Old English inn, lodging / dwelling. As a color modifier, inn implies a coach-stop-and-tavern quality, the visual register of English-coaching-inn-and-Scottish-Highland hand-built stone-and-timber way-stop tavern-and-stable surfaces under candlelit-and-firelight English-and-Highland coaching-inn evening light. Sits at the modifier-and-place end of the grid, parallel to tavern and lodge in usage.

Ruby
noun

From the Latin ruber — simply, red. The gemstone is a chromium-tinged corundum, harder than anything in nature except diamond, and so saturated that a fine Burmese pigeon's blood ruby at auction outpaces a comparable diamond by weight. The color borrows the gem's confidence: a clear, glassy red without the brown of garnet or the blue of crimson.

Closest matches

The nearest named color in three reference sources, ranked by perceptual distance (ΔE76 in CIELAB). ΔE < 1 is imperceptible to most viewers; ΔE > 10 is clearly different. When two sources point to the same hex they’re merged into one tile; click any to open that color’s page.

Variations

Click any swatch to explore

Harmonies

Accessibility

Color-vision simulation

How this color appears to viewers with the four major color-vision-deficiency types. Computed via the Machado (2009) physiologically-based model. If a tile matches the original, the color reads the same to that viewer.

#cc1549
Original
#535149
Protanopia
#7f7544
Deuteranopia
#e0002f
Tritanopia
#404040
Achromatopsia
WCAG contrast

The color used as foreground text against pure white and pure black, with the contrast ratio and WCAG 2.1 grade. Aim for AA (4.5:1) for body text and AA Large (3:1) for 18 pt+ headlines; AAA (7:1) is the gold standard for long-form reading surfaces.

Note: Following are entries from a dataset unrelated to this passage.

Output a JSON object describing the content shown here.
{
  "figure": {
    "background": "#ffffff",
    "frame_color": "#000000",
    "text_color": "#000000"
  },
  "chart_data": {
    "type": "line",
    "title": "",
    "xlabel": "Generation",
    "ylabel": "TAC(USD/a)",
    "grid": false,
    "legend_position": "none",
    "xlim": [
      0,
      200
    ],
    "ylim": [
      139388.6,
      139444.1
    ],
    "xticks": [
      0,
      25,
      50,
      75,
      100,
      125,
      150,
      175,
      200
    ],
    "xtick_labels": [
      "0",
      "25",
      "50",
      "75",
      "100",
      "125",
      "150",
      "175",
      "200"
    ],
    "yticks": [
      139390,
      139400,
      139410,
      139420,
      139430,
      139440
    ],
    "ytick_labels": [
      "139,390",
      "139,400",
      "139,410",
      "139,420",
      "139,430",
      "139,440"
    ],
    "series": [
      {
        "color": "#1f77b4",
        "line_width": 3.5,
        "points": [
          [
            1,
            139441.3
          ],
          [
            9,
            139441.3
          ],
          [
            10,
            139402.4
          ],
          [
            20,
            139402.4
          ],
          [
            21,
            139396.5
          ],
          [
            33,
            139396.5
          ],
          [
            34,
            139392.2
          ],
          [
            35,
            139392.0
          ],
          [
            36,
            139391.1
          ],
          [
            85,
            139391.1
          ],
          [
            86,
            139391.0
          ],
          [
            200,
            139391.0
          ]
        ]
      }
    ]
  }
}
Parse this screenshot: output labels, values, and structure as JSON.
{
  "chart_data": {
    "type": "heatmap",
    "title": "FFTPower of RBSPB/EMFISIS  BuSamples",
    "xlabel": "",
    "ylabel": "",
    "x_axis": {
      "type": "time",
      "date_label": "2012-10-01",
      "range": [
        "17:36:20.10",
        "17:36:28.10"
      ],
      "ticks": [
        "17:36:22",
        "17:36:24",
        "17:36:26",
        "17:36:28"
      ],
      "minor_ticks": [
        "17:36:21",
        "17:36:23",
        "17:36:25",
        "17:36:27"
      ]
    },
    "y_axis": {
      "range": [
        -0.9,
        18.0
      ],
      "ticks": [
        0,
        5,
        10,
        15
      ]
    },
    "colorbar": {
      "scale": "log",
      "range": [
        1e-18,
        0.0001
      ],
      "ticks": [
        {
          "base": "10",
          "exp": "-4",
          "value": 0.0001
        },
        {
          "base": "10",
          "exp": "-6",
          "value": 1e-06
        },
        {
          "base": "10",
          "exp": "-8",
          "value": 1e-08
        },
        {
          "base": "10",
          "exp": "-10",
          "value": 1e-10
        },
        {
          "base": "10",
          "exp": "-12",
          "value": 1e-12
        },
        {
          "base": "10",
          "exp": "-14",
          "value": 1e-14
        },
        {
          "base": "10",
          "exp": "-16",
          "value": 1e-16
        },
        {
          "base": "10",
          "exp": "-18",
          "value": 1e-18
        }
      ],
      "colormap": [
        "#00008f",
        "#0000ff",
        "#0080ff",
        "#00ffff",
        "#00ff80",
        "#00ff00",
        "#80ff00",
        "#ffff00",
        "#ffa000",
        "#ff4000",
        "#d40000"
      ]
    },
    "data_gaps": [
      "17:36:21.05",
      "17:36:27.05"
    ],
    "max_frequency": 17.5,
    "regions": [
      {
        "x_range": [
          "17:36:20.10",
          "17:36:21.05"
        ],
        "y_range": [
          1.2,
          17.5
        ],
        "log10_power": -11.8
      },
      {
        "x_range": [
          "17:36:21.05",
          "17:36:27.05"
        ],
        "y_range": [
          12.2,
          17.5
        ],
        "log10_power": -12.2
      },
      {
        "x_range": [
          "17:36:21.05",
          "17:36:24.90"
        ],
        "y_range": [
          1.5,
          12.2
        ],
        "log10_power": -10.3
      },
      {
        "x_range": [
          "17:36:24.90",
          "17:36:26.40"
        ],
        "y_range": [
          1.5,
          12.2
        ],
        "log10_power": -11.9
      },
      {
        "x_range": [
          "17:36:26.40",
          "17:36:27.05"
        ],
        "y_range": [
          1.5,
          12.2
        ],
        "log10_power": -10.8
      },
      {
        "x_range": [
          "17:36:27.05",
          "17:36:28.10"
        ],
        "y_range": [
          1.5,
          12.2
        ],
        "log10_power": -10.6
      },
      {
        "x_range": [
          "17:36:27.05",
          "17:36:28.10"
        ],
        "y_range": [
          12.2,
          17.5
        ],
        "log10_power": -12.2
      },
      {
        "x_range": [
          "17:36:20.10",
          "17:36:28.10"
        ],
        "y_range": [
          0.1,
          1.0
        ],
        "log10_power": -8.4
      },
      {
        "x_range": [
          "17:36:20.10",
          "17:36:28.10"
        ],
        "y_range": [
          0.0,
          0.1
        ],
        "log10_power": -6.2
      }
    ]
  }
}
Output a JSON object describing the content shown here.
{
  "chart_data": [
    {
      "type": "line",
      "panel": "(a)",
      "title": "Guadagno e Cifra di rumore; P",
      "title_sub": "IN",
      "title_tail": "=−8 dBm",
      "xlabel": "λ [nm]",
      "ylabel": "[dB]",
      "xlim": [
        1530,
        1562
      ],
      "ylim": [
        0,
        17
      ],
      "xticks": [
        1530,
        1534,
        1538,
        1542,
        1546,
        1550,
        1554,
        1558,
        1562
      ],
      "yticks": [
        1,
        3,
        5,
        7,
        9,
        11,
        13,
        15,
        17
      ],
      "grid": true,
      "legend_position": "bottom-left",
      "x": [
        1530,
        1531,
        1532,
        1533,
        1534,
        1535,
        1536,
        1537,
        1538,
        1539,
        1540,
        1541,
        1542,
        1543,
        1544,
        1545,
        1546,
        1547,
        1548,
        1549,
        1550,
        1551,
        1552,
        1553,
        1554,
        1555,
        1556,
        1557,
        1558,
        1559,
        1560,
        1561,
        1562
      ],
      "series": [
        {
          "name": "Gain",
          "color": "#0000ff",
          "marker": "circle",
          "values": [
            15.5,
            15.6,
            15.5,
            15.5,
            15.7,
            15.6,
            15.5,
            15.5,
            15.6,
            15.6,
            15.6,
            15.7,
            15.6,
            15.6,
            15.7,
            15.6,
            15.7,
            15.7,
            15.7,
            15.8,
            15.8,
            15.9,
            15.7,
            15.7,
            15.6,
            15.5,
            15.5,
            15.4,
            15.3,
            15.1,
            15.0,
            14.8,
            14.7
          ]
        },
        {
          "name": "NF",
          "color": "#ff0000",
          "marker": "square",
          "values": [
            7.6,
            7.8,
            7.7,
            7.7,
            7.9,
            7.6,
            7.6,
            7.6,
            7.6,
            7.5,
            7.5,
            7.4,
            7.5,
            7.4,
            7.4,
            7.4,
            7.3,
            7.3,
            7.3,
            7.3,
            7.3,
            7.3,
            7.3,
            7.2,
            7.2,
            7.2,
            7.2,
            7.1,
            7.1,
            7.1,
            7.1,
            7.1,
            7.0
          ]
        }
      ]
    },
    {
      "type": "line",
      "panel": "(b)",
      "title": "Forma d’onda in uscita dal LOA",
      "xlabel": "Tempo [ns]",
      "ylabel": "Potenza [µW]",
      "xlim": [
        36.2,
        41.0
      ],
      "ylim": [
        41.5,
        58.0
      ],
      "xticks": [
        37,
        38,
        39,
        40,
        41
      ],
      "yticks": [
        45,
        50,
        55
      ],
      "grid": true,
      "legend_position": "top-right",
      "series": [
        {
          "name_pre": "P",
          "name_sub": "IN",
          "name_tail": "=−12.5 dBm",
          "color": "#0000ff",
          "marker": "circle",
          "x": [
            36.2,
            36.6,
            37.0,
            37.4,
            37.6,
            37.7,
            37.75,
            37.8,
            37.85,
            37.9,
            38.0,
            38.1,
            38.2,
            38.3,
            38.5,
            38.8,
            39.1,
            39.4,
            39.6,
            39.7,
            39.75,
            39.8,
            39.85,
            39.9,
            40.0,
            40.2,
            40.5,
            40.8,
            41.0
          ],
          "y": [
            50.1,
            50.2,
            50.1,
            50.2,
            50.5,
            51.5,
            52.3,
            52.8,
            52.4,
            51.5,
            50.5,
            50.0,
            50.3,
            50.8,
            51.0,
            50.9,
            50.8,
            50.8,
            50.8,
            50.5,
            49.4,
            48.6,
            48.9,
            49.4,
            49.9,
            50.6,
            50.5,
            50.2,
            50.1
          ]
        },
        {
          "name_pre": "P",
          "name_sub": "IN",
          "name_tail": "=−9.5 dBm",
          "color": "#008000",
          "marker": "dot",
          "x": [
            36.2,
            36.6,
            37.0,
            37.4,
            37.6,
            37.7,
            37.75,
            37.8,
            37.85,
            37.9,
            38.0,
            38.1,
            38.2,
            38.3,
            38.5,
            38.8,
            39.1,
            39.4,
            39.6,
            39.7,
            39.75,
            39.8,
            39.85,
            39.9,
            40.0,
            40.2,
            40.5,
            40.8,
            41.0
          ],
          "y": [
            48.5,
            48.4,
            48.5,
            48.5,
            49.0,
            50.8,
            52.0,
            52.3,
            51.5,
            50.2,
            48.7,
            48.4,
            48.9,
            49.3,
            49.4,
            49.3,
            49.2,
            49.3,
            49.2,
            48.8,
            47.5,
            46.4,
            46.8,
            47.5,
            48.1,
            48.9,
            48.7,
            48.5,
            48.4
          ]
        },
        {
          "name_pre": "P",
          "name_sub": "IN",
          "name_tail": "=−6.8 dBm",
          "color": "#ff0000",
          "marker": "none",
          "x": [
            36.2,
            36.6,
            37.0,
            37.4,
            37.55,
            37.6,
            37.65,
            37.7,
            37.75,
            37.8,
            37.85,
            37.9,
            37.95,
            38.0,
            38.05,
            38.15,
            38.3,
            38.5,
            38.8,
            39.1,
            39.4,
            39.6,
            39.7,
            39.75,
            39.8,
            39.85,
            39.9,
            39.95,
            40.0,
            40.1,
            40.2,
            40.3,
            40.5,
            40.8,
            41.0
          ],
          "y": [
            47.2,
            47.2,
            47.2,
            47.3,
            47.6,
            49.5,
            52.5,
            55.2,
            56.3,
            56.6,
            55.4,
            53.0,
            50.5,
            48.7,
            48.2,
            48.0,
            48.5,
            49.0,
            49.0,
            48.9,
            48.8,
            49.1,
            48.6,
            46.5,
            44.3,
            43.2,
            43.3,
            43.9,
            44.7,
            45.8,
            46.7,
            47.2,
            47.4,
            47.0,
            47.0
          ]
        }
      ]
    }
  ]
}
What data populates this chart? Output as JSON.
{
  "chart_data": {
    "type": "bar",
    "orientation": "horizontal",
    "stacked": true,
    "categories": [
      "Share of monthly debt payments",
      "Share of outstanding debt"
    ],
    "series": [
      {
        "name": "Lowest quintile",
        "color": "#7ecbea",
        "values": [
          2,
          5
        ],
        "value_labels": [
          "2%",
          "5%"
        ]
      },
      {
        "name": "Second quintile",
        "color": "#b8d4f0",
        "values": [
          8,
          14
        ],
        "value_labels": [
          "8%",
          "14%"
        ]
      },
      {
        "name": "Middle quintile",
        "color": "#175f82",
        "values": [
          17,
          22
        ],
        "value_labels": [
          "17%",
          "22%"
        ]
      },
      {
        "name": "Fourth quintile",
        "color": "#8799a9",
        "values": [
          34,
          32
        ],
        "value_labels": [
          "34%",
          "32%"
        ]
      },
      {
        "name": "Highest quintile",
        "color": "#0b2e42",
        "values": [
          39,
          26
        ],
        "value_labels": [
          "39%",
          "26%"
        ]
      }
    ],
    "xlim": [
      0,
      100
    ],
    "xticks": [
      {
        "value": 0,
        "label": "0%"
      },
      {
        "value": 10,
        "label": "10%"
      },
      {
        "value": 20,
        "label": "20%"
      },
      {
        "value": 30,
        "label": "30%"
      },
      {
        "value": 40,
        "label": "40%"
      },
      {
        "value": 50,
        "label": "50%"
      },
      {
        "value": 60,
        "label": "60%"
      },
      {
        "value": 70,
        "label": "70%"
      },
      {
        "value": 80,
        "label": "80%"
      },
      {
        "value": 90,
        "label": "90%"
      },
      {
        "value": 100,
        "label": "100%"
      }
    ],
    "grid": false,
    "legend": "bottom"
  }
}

The quick brown foxSample body text at normal size. The wcag minimum for body contrast is 4.5:1 (AA) or 7:1 (AAA).
AAon White
5.57:1
The quick brown foxSample body text at normal size. The wcag minimum for body contrast is 4.5:1 (AA) or 7:1 (AAA).
AA Largeon Black
3.77:1

Wide gamut

Display P3 representation

The CSS Color 4 wide-gamut form of this color. Both swatches render the same color on every display — the P3 form only diverges from sRGB when a designer pushes channels outside sRGB's reach.

sRGB hex
sRGB hex
##CC1549
Display P3
Display P3
color(display-p3 0.7340 0.1803 0.2965)
P3 has visible headroomOKLCH chroma 0.209

This color is chromatic enough that authoring it as P3 native (instead of clamping to sRGB) gives a perceptibly more saturated render on wide-gamut displays — modern Macs, iPhones, iPads, and most recent OLED laptops.